The U.S. International Trade Commission approximate that due to
the reduction of Korean tariffs on goods, it will add $10 to $12
billion to annual U.S. GDP and around $10 billion to annual merchandise
exports to Korea. Moreover, with FTA, about 80
of Korea’s import from U.S. are consumer and industrial products
which had become duty free since March 2012, and it is expected that
almost 95% of the bilateral trade of industrial and consumer
products will become duty free within next 5 years, whereas most
remaining tariffs would be eliminated within the time frame of 10 years.
(Office of the United States Trade Representative, 2012)

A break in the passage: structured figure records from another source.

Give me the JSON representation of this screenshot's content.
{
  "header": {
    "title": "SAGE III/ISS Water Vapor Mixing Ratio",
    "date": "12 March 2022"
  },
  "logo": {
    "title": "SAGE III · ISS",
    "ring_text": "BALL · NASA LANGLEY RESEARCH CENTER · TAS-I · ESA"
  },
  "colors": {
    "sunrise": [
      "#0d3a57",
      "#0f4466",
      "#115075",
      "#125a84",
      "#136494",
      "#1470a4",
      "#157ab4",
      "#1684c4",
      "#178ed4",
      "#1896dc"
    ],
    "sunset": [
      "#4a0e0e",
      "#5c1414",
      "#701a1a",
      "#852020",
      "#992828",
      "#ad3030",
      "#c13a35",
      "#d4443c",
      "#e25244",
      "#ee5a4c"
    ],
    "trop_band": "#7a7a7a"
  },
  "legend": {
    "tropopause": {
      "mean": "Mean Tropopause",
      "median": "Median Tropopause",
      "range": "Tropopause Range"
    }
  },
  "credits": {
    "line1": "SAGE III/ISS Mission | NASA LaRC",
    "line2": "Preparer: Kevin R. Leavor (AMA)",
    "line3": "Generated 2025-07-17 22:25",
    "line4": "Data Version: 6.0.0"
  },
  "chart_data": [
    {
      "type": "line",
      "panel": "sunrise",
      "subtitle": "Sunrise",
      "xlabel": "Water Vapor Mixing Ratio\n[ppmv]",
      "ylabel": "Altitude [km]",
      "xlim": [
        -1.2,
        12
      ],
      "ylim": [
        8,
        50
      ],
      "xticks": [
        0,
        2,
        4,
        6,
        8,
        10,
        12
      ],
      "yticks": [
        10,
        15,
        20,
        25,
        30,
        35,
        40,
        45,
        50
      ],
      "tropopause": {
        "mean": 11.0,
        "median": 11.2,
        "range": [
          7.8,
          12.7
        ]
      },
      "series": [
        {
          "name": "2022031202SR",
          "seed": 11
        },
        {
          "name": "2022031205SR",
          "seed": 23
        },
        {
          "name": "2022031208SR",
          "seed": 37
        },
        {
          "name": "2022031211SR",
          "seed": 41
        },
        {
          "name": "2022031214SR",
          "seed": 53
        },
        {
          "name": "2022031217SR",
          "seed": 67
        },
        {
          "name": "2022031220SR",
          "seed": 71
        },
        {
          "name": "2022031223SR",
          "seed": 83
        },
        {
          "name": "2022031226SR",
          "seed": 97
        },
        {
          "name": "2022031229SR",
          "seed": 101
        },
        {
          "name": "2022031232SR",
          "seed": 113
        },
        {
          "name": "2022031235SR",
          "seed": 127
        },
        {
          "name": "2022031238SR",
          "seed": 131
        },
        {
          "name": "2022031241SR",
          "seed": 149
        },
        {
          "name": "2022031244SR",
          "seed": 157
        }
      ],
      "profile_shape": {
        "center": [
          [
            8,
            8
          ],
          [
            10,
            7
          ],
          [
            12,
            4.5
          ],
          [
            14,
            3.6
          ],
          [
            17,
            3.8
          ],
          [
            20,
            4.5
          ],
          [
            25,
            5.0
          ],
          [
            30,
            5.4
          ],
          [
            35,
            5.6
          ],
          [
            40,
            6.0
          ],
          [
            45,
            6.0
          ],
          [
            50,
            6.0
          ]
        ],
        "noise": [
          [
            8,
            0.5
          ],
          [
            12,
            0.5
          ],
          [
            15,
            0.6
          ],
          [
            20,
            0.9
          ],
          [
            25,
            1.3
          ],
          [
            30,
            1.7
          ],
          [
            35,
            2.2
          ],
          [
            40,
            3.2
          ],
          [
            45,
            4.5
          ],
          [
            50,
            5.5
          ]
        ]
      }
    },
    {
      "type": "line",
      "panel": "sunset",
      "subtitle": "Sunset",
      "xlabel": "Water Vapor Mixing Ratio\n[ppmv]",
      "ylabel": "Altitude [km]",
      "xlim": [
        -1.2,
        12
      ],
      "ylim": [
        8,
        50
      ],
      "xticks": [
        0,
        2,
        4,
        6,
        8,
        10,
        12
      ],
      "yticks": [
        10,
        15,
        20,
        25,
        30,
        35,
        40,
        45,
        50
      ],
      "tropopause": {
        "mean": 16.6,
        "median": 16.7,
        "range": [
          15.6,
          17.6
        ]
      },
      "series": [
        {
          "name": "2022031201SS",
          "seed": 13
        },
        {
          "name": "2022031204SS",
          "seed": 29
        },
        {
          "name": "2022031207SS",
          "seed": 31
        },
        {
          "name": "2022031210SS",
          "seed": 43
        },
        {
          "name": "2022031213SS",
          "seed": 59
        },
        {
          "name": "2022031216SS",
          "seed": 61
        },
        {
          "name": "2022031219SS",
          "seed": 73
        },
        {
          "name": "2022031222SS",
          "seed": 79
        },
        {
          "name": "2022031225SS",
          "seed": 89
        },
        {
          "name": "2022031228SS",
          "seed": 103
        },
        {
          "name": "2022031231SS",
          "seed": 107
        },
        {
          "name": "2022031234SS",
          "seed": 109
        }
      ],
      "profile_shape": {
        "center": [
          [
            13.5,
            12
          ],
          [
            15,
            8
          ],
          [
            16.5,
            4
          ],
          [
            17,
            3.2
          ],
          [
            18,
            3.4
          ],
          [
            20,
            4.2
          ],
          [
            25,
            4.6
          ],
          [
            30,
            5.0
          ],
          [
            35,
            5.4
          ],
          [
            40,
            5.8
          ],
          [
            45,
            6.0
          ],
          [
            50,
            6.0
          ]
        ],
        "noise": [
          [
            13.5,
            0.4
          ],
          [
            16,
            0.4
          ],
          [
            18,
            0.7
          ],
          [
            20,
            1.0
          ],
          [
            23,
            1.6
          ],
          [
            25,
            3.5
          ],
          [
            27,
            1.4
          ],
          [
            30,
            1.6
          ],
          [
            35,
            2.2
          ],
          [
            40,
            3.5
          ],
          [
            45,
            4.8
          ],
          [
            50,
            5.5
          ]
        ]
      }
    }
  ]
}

FTA will benefit almost all sectors of Korean economy, for
instance, agricultural product. FTA will instantly hide the tariffs and
quotas on a wide range of different products. This will make two third
of Korea’s agricultural imports duty free from U.S. FTA will also
provide incentives for the services sector. In the service sector, the
market will have access to different global service like
international delivery services or opening up the Korean market for
international legal consultancy services. In addition to the benefit,
FTA will also open up Korean Financial market which will ensure
transparency of data. Finally, FTA will look at the non-tariffs
barriers in different sectors including
strong provision on competitive policy, labor and environment and
It is noticed that Korean laws make it difficult for foreign
companies to outsource and offshore activities. Under the Protection and
use of credit Information law, foreign companies operating in
Korea are not allowed to transfer any customer data or
details out of Korea, even for the purposes of processing data to
their own affiliates. Furthermore, it is mandatory for insurance
companies to maintain human and non-human databases of the MNCs’,
including IT systems, necessary for insurance business. These
restrictions act as a hurdle in government’s goal of making Korea into
a financial ‘hub’ due to the significant increase in the cost of
operating in Korea for the companies. These regulations should be
modified, and the government of Korea should allow companies
to follow their global operating models for outsourcing and off
shoring in return for protecting consumer information.
The initial FTA of U.S. with a North Asian Partner, the KORUS FTA
is an ideal model for trade agreements for the remaining world of the
region and underscores the U.S. involvement in the
Asia-Pacific Region. Therefore, countries for the sake
of national benefits now negotiate in order
to avail financial benefits by making the trade and
access convenient for their MNCs. KORUS FTA is a recent example of
the host countries’ bargain in favor of their MNCs’ for eased
up trade policies and tapping a new diverse markets for
the generation and improvisation of economic activities.